Hyperprolactinemia, Prolactinoma

In the following, hyperprolactinemia and prolactinoma are presented together, because prolactinoma is always accompanied by hyperprolactinemia.

Hyperprolactinemia (synonyms: pathologic prolactin elevation; prolactin excess; ICD-10-GM E22.1: hyperprolactinemia) is a pathologic (abnormal) elevation of prolactin levels. Causes are often drugs (which cause functional disinhibition due to decreased dopamine levels in the pituitary gland; see Causes) and rather rarely prolactinomas.

The prevalence (disease frequency) of hyperprolactinemia is less than 1%; in women with hypothyroidism (underactive thyroid gland) about 65-70%, in women with amenorrhea (no menstrual bleeding for more than three months with an already established menstrual cycle) and galactorrhea (abnormal breast milk discharge) 75%. 30% of patients with galactorrhea have prolactinoma.

Physiologic causes of hyperprolactinemia are:

  • Tactile stimulation of the female nipple (massaging the female nipple).
  • Pregnancy
  • Stress (physical and/or psychological)

In prolactinoma (synonyms or theasaurus terms: Azido-basophilic adenoma; Azidophilic adenoma; Basophilic adenoma; Benign pituitary tumor; Chiasm compression by pituitary adenoma; Chromophobic adenoma; Chromophobic pituitary adenoma; Eosinophilic adenoma; Eosinophilic pituitary adenoma; Forbes-Albright syndrome; Galactorrhea-amenorrhea syndrome; Benign neoplasm of pituitary fossa; Benign neoplasm of pituitary gland; Benign neoplasm of Rathke’s pouch; Benign neoplasm of cerebral appendage; Pituitary adenoma; Intrasellar benign neoplasm; Macroprolactinoma syndrome; Mucoid cell adenoma;Prolactin-producing adenoma; ICD-10-GM D35. 2: Benign neoplasm of other and unspecified endocrine glands: pituitary gland) is a benign neoplasm of the anterior lobe of the pituitary gland (pituitary gland). These tumors originate from the lactotropic cells of the pituitary gland.

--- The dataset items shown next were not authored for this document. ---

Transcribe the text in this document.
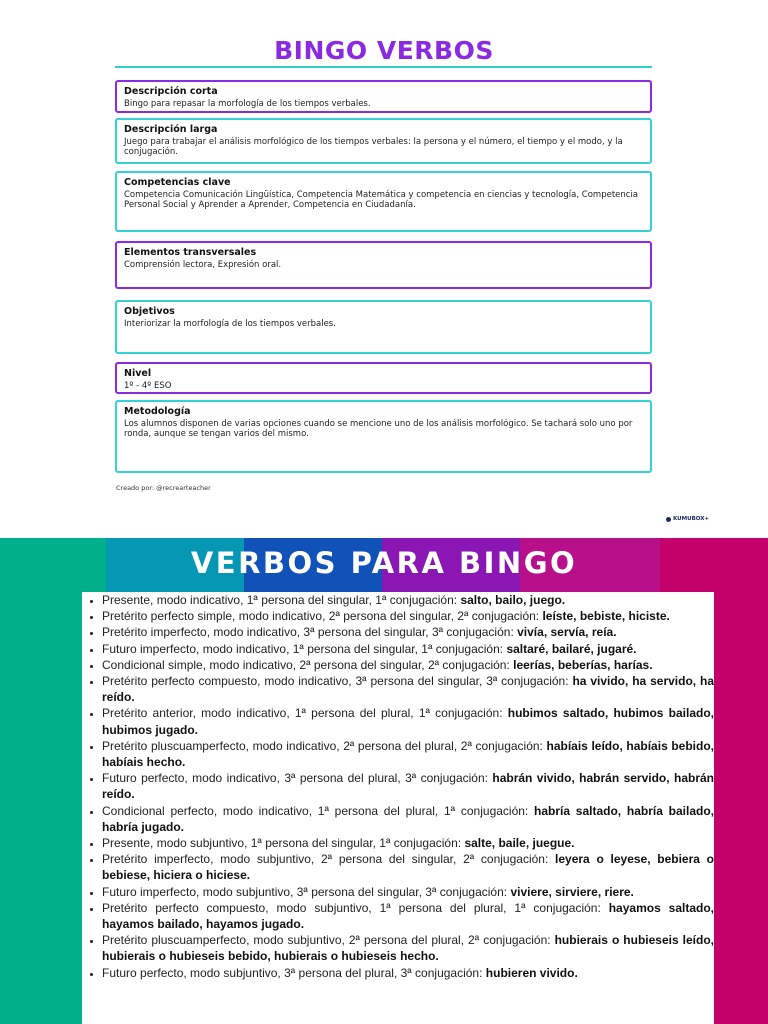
BINGO VERBOS
Descripción corta

Bingo para repasar la morfología de los tiempos verbales.

Descripción larga

Juego para trabajar el análisis morfológico de los tiempos verbales: la persona y el número, el tiempo y el modo, y la conjugación.

Competencias clave

Competencia Comunicación Lingüística, Competencia Matemática y competencia en ciencias y tecnología, Competencia Personal Social y Aprender a Aprender, Competencia en Ciudadanía.

Elementos transversales

Comprensión lectora, Expresión oral.

Objetivos

Interiorizar la morfología de los tiempos verbales.

Nivel

1º - 4º ESO

Metodología

Los alumnos disponen de varias opciones cuando se mencione uno de los análisis morfológico. Se tachará solo uno por ronda, aunque se tengan varios del mismo.

Creado por: @recrearteacher
KUMUBOX+
VERBOS PARA BINGO
• Presente, modo indicativo, 1ª persona del singular, 1ª conjugación: salto, bailo, juego.
• Pretérito perfecto simple, modo indicativo, 2ª persona del singular, 2ª conjugación: leíste, bebiste, hiciste.
• Pretérito imperfecto, modo indicativo, 3ª persona del singular, 3ª conjugación: vivía, servía, reía.
• Futuro imperfecto, modo indicativo, 1ª persona del singular, 1ª conjugación: saltaré, bailaré, jugaré.
• Condicional simple, modo indicativo, 2ª persona del singular, 2ª conjugación: leerías, beberías, harías.
• Pretérito perfecto compuesto, modo indicativo, 3ª persona del singular, 3ª conjugación: ha vivido, ha servido, ha reído.
• Pretérito anterior, modo indicativo, 1ª persona del plural, 1ª conjugación: hubimos saltado, hubimos bailado, hubimos jugado.
• Pretérito pluscuamperfecto, modo indicativo, 2ª persona del plural, 2ª conjugación: habíais leído, habíais bebido, habíais hecho.
• Futuro perfecto, modo indicativo, 3ª persona del plural, 3ª conjugación: habrán vivido, habrán servido, habrán reído.
• Condicional perfecto, modo indicativo, 1ª persona del plural, 1ª conjugación: habría saltado, habría bailado, habría jugado.
• Presente, modo subjuntivo, 1ª persona del singular, 1ª conjugación: salte, baile, juegue.
• Pretérito imperfecto, modo subjuntivo, 2ª persona del singular, 2ª conjugación: leyera o leyese, bebiera o bebiese, hiciera o hiciese.
• Futuro imperfecto, modo subjuntivo, 3ª persona del singular, 3ª conjugación: viviere, sirviere, riere.
• Pretérito perfecto compuesto, modo subjuntivo, 1ª persona del plural, 1ª conjugación: hayamos saltado, hayamos bailado, hayamos jugado.
• Pretérito pluscuamperfecto, modo subjuntivo, 2ª persona del plural, 2ª conjugación: hubierais o hubieseis leído, hubierais o hubieseis bebido, hubierais o hubieseis hecho.
• Futuro perfecto, modo subjuntivo, 3ª persona del plural, 3ª conjugación: hubieren vivido.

Prolactinoma is the most common endocrine active tumor of the pituitary gland (40% of all pituitary tumors; 10-15% of all brain tumors). Usually, these tumors are benign (benign). Based on size, prolactinomas are classified as follows:

  • Microprolactinoma < 1 cm (→ prolactin in serum: < 200 ng/ml).
  • Macroprolactinoma ≥ 1 cm (→ prolactin in serum: > 200 ng/ml).

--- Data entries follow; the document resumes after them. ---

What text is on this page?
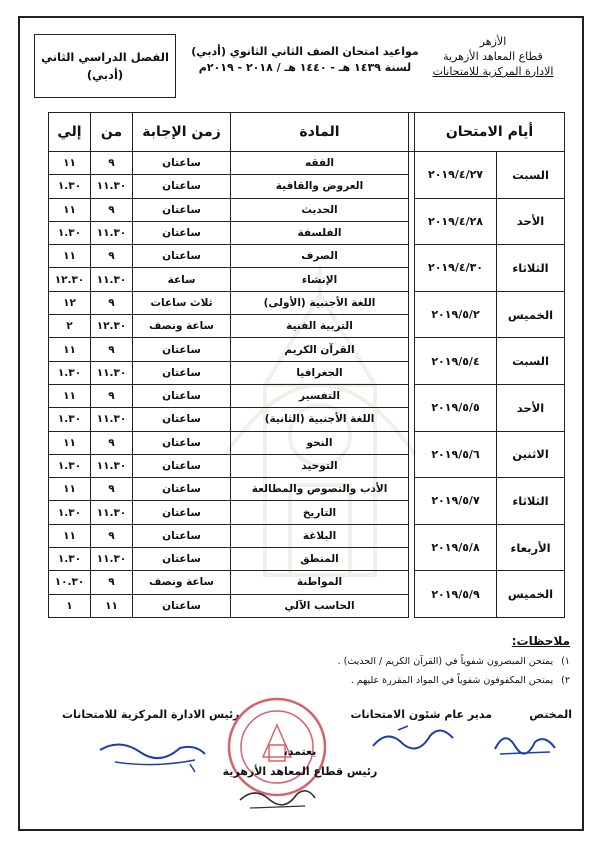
الأزهر
قطاع المعاهد الأزهرية
الادارة المركزية للامتحانات
مواعيد امتحان الصف الثاني الثانوي (أدبي)
لسنة ١٤٣٩ هـ - ١٤٤٠ هـ / ٢٠١٨ - ٢٠١٩م
الفصل الدراسي الثاني
(أدبي)
أيام الامتحان			المادة	زمن الإجابة	من	إلي
السبت	٢٠١٩/٤/٢٧		الفقه	ساعتان	٩	١١
			العروض والقافية	ساعتان	١١.٣٠	١.٣٠
الأحد	٢٠١٩/٤/٢٨		الحديث	ساعتان	٩	١١
			الفلسفة	ساعتان	١١.٣٠	١.٣٠
الثلاثاء	٢٠١٩/٤/٣٠		الصرف	ساعتان	٩	١١
			الإنشاء	ساعة	١١.٣٠	١٢.٣٠
الخميس	٢٠١٩/٥/٢		اللغة الأجنبية (الأولى)	ثلاث ساعات	٩	١٢
			التربية الفنية	ساعة ونصف	١٢.٣٠	٢
السبت	٢٠١٩/٥/٤		القرآن الكريم	ساعتان	٩	١١
			الجغرافيا	ساعتان	١١.٣٠	١.٣٠
الأحد	٢٠١٩/٥/٥		التفسير	ساعتان	٩	١١
			اللغة الأجنبية (الثانية)	ساعتان	١١.٣٠	١.٣٠
الاثنين	٢٠١٩/٥/٦		النحو	ساعتان	٩	١١
			التوحيد	ساعتان	١١.٣٠	١.٣٠
الثلاثاء	٢٠١٩/٥/٧		الأدب والنصوص والمطالعة	ساعتان	٩	١١
			التاريخ	ساعتان	١١.٣٠	١.٣٠
الأربعاء	٢٠١٩/٥/٨		البلاغة	ساعتان	٩	١١
			المنطق	ساعتان	١١.٣٠	١.٣٠
الخميس	٢٠١٩/٥/٩		المواطنة	ساعة ونصف	٩	١٠.٣٠
			الحاسب الآلي	ساعتان	١١	١
ملاحظات:
١)يمتحن المبصرون شفوياً في (القرآن الكريم / الحديث) .
٢)يمتحن المكفوفون شفوياً في المواد المقررة عليهم .
المختص
مدير عام شئون الامتحانات
رئيس الادارة المركزية للامتحانات
يعتمد،
رئيس قطاع المعاهد الأزهرية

Other causes of hyperprolactinemia include:

  • Functional disinhibition due to decreased dopamine levels in the pituitary gland from medications (see under etiology/causes).
  • Alterations of the hypothalamus or interruptions of the pituitary stalk.
  • Diseases (e.g., hypothyroidism/ hypothyroidism, chronic renal failure/renal insufficiency, etc.).

Sex ratio for prolactinoma: males to females is 1: 5.

Peak incidence for prolactinoma: The disease occurs predominantly in the 3rd and 4th decade of life.

The incidence (frequency of new cases) for prolactinoma is approximately 3 cases per 100,000 population per year (in Germany).

Course and prognosis: The prognosis depends on the cause. In women, galactorrhea (abnormal breast milk discharge) occurs in 30% of cases, as well as a cycle disorder (oligomenorrhea (the interval between bleeding is > 35 days and < 90 days) with anovulation (absence of ovulation), possibly also amenorrhea/no menstrual bleeding for more than three months with an already established cycle). In men, disturbances in sexual activity with loss of libido and potency are in the foreground, which can lead to conflicts in the partnership. In men, gynecomastia (enlargement of the mammary gland) may also occur. In the majority of cases, the course of the disease is good.